= Miriam Bucher =

American female filmmaker

Miriam Bell Bucher (1912- 2002) was a pioneering 20th-century American female writer, editor, and director of documentary and educational films primarily based on international topics.

== Career ==
Early in her career, Miriam Bell was a film critic at the Miami Daily News. She then worked as an assistant to Pare Lorentz, well-known documentary director of films such as The Plow that Broke the Plains. Together with her husband, filmmaker Jules Bucher, whom she married in 1940, she worked with the Motion Picture Division of the Office of the Coordinator of Inter-American Affairs, producing numerous films about South America, often collaborating with filmmaker Julien Bryan. With the Simmel-Meservey company, she was involved in several short instructional films.

She and her husband lived and worked in Burma, Indonesia, India, Vietnam, and the Philippines in the 1950s and 1960s, making films, often working on projects for the US Information Agency and the US Agency for International Development. With Louis de Rochemont Productions, she went to Burma in the early 1950s to help establish the film industry there, serving as writer-editor member of the team and also assistant manager. The film Doh Pyi Daung Su (Our Burma), for which she wrote the screenplay, was screened at the 1953 Cannes Film Festival Short Film Competition.
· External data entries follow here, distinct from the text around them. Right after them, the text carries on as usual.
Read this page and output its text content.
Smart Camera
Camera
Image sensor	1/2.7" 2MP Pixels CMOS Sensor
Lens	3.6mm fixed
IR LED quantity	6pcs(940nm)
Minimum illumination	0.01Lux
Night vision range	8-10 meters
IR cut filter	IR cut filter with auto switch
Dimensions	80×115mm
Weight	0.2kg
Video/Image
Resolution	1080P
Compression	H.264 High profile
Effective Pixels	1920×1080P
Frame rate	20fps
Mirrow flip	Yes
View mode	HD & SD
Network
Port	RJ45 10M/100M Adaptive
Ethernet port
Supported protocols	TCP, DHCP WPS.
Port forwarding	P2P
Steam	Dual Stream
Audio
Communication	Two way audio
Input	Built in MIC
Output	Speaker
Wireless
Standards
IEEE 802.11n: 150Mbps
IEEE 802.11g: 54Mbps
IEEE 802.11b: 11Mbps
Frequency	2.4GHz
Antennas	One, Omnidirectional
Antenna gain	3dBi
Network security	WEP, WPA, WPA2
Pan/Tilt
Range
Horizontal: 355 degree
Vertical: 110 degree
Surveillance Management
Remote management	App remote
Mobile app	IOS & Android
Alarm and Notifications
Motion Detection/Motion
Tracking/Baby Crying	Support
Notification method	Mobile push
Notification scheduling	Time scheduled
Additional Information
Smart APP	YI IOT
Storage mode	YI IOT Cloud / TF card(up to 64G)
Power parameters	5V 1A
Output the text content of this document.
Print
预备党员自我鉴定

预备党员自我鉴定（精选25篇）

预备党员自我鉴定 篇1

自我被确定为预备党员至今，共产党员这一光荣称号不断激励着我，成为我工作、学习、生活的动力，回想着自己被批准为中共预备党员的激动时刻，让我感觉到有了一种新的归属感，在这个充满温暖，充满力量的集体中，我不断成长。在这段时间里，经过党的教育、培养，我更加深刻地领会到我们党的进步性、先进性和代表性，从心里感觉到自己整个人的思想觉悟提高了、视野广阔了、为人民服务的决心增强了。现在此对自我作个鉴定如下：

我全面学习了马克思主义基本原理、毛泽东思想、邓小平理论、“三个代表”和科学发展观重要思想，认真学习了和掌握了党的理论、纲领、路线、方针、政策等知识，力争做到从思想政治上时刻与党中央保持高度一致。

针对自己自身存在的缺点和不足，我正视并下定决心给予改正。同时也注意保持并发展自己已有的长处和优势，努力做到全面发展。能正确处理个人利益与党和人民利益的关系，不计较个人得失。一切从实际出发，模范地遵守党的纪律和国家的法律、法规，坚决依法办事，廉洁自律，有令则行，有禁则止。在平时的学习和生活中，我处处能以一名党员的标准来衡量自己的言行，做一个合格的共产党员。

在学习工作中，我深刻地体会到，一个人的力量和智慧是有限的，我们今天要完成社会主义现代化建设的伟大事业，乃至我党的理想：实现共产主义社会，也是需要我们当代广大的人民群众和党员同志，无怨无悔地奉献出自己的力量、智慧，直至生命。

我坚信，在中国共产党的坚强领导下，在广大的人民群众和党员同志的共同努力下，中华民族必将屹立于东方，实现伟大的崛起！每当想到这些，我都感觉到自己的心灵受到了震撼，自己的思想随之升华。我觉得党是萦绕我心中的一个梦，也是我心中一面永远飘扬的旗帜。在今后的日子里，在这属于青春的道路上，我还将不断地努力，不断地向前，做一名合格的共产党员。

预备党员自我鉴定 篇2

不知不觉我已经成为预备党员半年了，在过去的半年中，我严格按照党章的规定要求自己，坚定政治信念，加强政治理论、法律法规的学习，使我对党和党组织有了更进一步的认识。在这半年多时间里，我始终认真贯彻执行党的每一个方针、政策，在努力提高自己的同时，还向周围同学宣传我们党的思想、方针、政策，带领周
While living in Indonesia in the 1950s, she was involved with setting up the Indonesian film industry, as well as advising the South Vietnam film industry in the 1960s. In India, she worked for a private film production company called Art Films of Asia based in Bombay (Mumbai) that produced several documentary films on life, culture, and economy in post-Independence India. She later worked with Airlie Productions and Population Communication Services at Johns Hopkins University on films relating to population, reproductive health, and family planning.

== Filmography ==
- Roads South (1942), as scriptwriter
- Argentine Primer (1942), as scriptwriter
- Montevideo Family (1943), as scriptwriter
- Lima, Capital of Peru, Andes Mountains, South America (1944) as scriptwriter. Produced by the Office of the Coordinator of Inter-American Affairs.
- The High Plain (1944), as scriptwriter. Produced by the Office of the Coordinator of Inter-American Affairs.
- Let's Make A Sandwich (1950), as director and writer
- Let's Make A Meal In 20 Minutes (1950)
- Obligations (1950), as editor
- A Date with Your Family (1950), as editor
- Our Burma (1953) (alternate title Doh Pyi Daung Su), screened at the 1953 Cannes Film Festival.
- A House, a Wife, a Singing Bird (1956) (alternate title Rajuan Alam), as writer and director. A joint production of the US Information Service and Produksi Film Negara (PFN).
- River of Life (1960?) (alternate title Jeewan Ki Nadia), as writer and editor
- The Call, as director. A study on nursing at the JJ Hospital in Bombay for USAID.
- A Quiet Revolution (1974?), as screenwriter
- Dos Caminos (1974?), as screenwriter
- Cherish the Children (1974), screened at the 1976 Trento Film Festival
- A Question of Choice (1978), as screenwriter
- Para Cambiar Su Vida (1977), as screenwriter
- Vamos Donde Ello (1977), as screenwriter
- A Question of Justice (1977), as screenwriter/producer, about international women lawyers on needed legal reforms for women around the world
- To the People (1977), as screenwriter
- Social Marketing (1978), as screenwriter
- Indonesia: Family Planning First (1978)
- The Cheerful Revolution (1979)
- National Family Planning Programs; Restoring the Balance (197?), as writer
- Lessons For The Future (1980s?)
- Mexico: Year 2000 (1985?)
- The Joyful Day (1988), as screenwriter

== Personal life ==
Miriam Bell was born in Indiana in 1912 and attended Butler University. She married Jules Bucher in 1940. They had one son, Van Dyck Bucher. Jules Bucher was also a documentary filmmaker and the two often collaborated.